I might get SD Blackouts for my EMG LP copy when it comes in, at least the bridge blackout. Direct three prong plug up to the EMG harness and uses the same electronics and 25kOhm pots. Supposedly a very easy mod.
Anyway the Special Edition HH Seymour Duncan Fender Tele is an awesome guitar that has a sound of its own; a very pleasant sound I might add. Very nice guitar all around.
Build quality is impecable. Neck and action is heart warming. The bridge is good for palm mutes. It produces great harmonics. Great pickups if you like this sort of sound. It's something you have to like, I'm sure because tele purists will wonder WTF? So be it. Great tele for what it is and has a tone and sound way different than a typical tele or tele copy, of which I have a few.
It is a pleasure to play. Great, great bass notes and chords, great note articulation, thanks SD, chiming trebles, super lead tones, a volume control that you can roll off and it doesn't drop the volume until the end of the sweep, just cleans up the tone; this is really a nice high quality design feature and it doesn't degrade the tone as it cleans it up, you don't lose highs or lows.
The tone knob works incrementally thru the entire sweep of the pot; no staying the same five sevenths of the sweep and then a two seventh of the sweep ability to modify the tone. Tonal modification throughout the sweep of the knob at an even well controlled and distributed turn of the pot; a really nice feature if you have had the tone knobs that do nothing until you are at the almost end of the sweep and then are really hard to get a specific tone because they are all so compressed into one tiny arc of the sweep.
Beautiful abalone extra large round dot board markers centrally located and easy to see in dim light.
Stunning overall guitar in a special format that challenges all the other dual humbucker equiped teles out there go for the gold.
Of course, a raggedy old tele with only five strings, in the hands of the right player could turn this beauty rosy red with envy, as we all know; its the soul and the hands that make the music, not the fancy guitar. In any case this is one fancy guitar that plays well and makes great music, in my own small way.
Picture definitely to follow and I'm working on getting my recording rig set up.
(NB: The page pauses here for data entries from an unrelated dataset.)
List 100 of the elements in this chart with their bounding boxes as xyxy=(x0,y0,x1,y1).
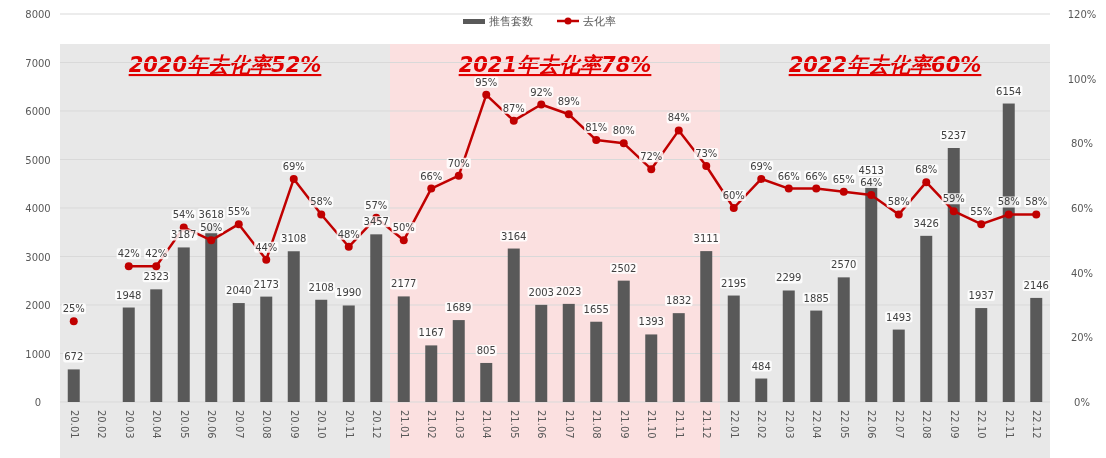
x-tick-label: 20.05 xyxy=(178,410,190,439)
y-tick-label: 4000 xyxy=(25,203,51,214)
data-label: 58% xyxy=(1025,196,1048,208)
data-label: 81% xyxy=(585,122,608,134)
y2-tick-label: 120% xyxy=(1067,9,1097,20)
data-label: 5237 xyxy=(941,130,967,142)
data-label: 1832 xyxy=(666,295,692,307)
y-tick-label: 3000 xyxy=(25,251,51,263)
data-label: 55% xyxy=(970,206,993,218)
data-label: 2040 xyxy=(226,285,252,297)
data-label: 3187 xyxy=(171,229,197,241)
data-label: 72% xyxy=(640,151,663,163)
data-label: 2003 xyxy=(528,286,554,298)
x-tick-label: 21.01 xyxy=(398,410,410,439)
y-tick-label: 1000 xyxy=(25,348,51,360)
data-label: 3164 xyxy=(501,230,527,242)
data-label: 95% xyxy=(475,76,498,88)
data-label: 42% xyxy=(145,248,168,260)
data-label: 1393 xyxy=(638,316,664,328)
x-tick-label: 22.01 xyxy=(728,410,740,439)
x-tick-label: 21.07 xyxy=(563,410,575,439)
data-label: 1948 xyxy=(116,289,142,301)
data-label: 2108 xyxy=(308,281,334,293)
data-label: 1689 xyxy=(446,302,472,314)
x-tick-label: 21.02 xyxy=(426,410,438,439)
data-label: 2570 xyxy=(831,259,857,271)
x-tick-label: 21.12 xyxy=(701,410,713,439)
x-tick-label: 22.11 xyxy=(1003,410,1015,439)
data-label: 80% xyxy=(612,125,635,137)
x-tick-label: 20.01 xyxy=(68,410,80,439)
data-label: 48% xyxy=(337,228,360,240)
data-label: 54% xyxy=(172,209,195,221)
data-label: 59% xyxy=(942,193,965,205)
data-label: 3426 xyxy=(913,217,939,229)
x-tick-label: 22.10 xyxy=(976,410,988,439)
y-tick-label: 2000 xyxy=(25,300,51,311)
y2-tick-label: 60% xyxy=(1070,203,1094,214)
x-tick-label: 22.08 xyxy=(921,410,933,439)
data-label: 2146 xyxy=(1023,279,1049,291)
data-label: 64% xyxy=(860,177,883,189)
x-tick-label: 21.06 xyxy=(536,410,548,439)
data-label: 57% xyxy=(365,199,388,211)
x-tick-label: 21.04 xyxy=(481,410,493,439)
x-tick-label: 21.08 xyxy=(591,410,603,439)
data-label: 66% xyxy=(420,170,443,182)
y-tick-label: 0 xyxy=(34,397,42,408)
y2-tick-label: 40% xyxy=(1070,267,1094,279)
x-tick-label: 20.08 xyxy=(261,410,273,439)
x-tick-label: 21.09 xyxy=(618,410,630,439)
data-label: 4513 xyxy=(858,165,884,177)
x-tick-label: 22.05 xyxy=(838,410,850,439)
data-label: 92% xyxy=(530,86,553,98)
y2-tick-label: 80% xyxy=(1070,138,1094,150)
data-label: 73% xyxy=(695,147,718,159)
y-tick-label: 6000 xyxy=(25,106,51,117)
y-tick-label: 5000 xyxy=(25,154,51,166)
y-tick-label: 7000 xyxy=(25,57,51,69)
data-label: 69% xyxy=(750,160,773,172)
data-label: 58% xyxy=(997,196,1020,208)
data-label: 55% xyxy=(227,206,250,218)
data-label: 1990 xyxy=(336,287,362,299)
x-tick-label: 22.06 xyxy=(866,410,878,439)
data-label: 2177 xyxy=(391,278,417,290)
data-label: 65% xyxy=(832,173,855,185)
data-label: 3111 xyxy=(693,233,719,245)
data-label: 70% xyxy=(447,157,470,169)
data-label: 58% xyxy=(310,196,333,208)
x-tick-label: 20.09 xyxy=(288,410,300,439)
data-label: 1655 xyxy=(583,303,609,315)
data-label: 69% xyxy=(282,160,305,172)
data-label: 66% xyxy=(805,170,828,182)
data-label: 60% xyxy=(722,190,745,201)
data-label: 1167 xyxy=(418,327,444,339)
x-tick-label: 22.02 xyxy=(756,410,768,439)
x-tick-label: 21.11 xyxy=(673,410,685,439)
x-tick-label: 20.04 xyxy=(151,410,163,439)
data-label: 50% xyxy=(392,222,415,234)
data-label: 42% xyxy=(117,248,140,260)
data-label: 3108 xyxy=(281,233,307,245)
data-label: 2173 xyxy=(253,278,279,290)
data-label: 3457 xyxy=(363,216,389,228)
x-tick-label: 20.12 xyxy=(371,410,383,439)
y-tick-label: 8000 xyxy=(25,9,51,20)
data-label: 1493 xyxy=(886,311,912,323)
x-tick-label: 20.10 xyxy=(316,410,328,439)
data-label: 87% xyxy=(502,102,525,114)
legend-label: 推售套数 xyxy=(489,15,533,28)
data-label: 805 xyxy=(476,344,496,356)
data-label: 2323 xyxy=(143,271,169,283)
y2-tick-label: 100% xyxy=(1067,73,1097,85)
x-tick-label: 22.04 xyxy=(811,410,823,439)
data-label: 68% xyxy=(915,164,938,176)
data-label: 58% xyxy=(887,196,910,208)
x-tick-label: 20.02 xyxy=(96,410,108,439)
x-tick-label: 22.12 xyxy=(1031,410,1043,439)
y2-tick-label: 0% xyxy=(1074,397,1090,408)
data-label: 2502 xyxy=(611,262,637,274)
x-tick-label: 22.09 xyxy=(948,410,960,439)
x-tick-label: 20.03 xyxy=(123,410,135,439)
data-label: 2023 xyxy=(556,285,582,297)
My Lexicon Omega auth code on the disk envelope and the manual were thrown away by my Ex wife after I moved in with my fiance. Will Lexicon send me new disks and drivers? Maybe GC has a record of my purchase still on file. Otherwise I will buy a new recording interface. Also completely lost my Sony Acid disk in the big throw away event. They threw out an authentic back East Indian arrow head hundreds or thousands of years old. Had Amish people throwing my stuff out. Nothing against them but you know for sure that they don't value things like we do, if you know what I mean. They don't believe in Earthly possessions that are not utilitarian and only authorize a few of them.
Well, my loss is my gain. Things can be regained sometimes, and my fiance is more stunning than a whole pile of my guitars and amps; but, of course, no substitute. She loves to hear me play and encourages me to upgrade my instruments and recording rig, etc. Bought me an awesome new Dell Studio seventeen inch really nice high power laptop that should come in handy with my recording rig.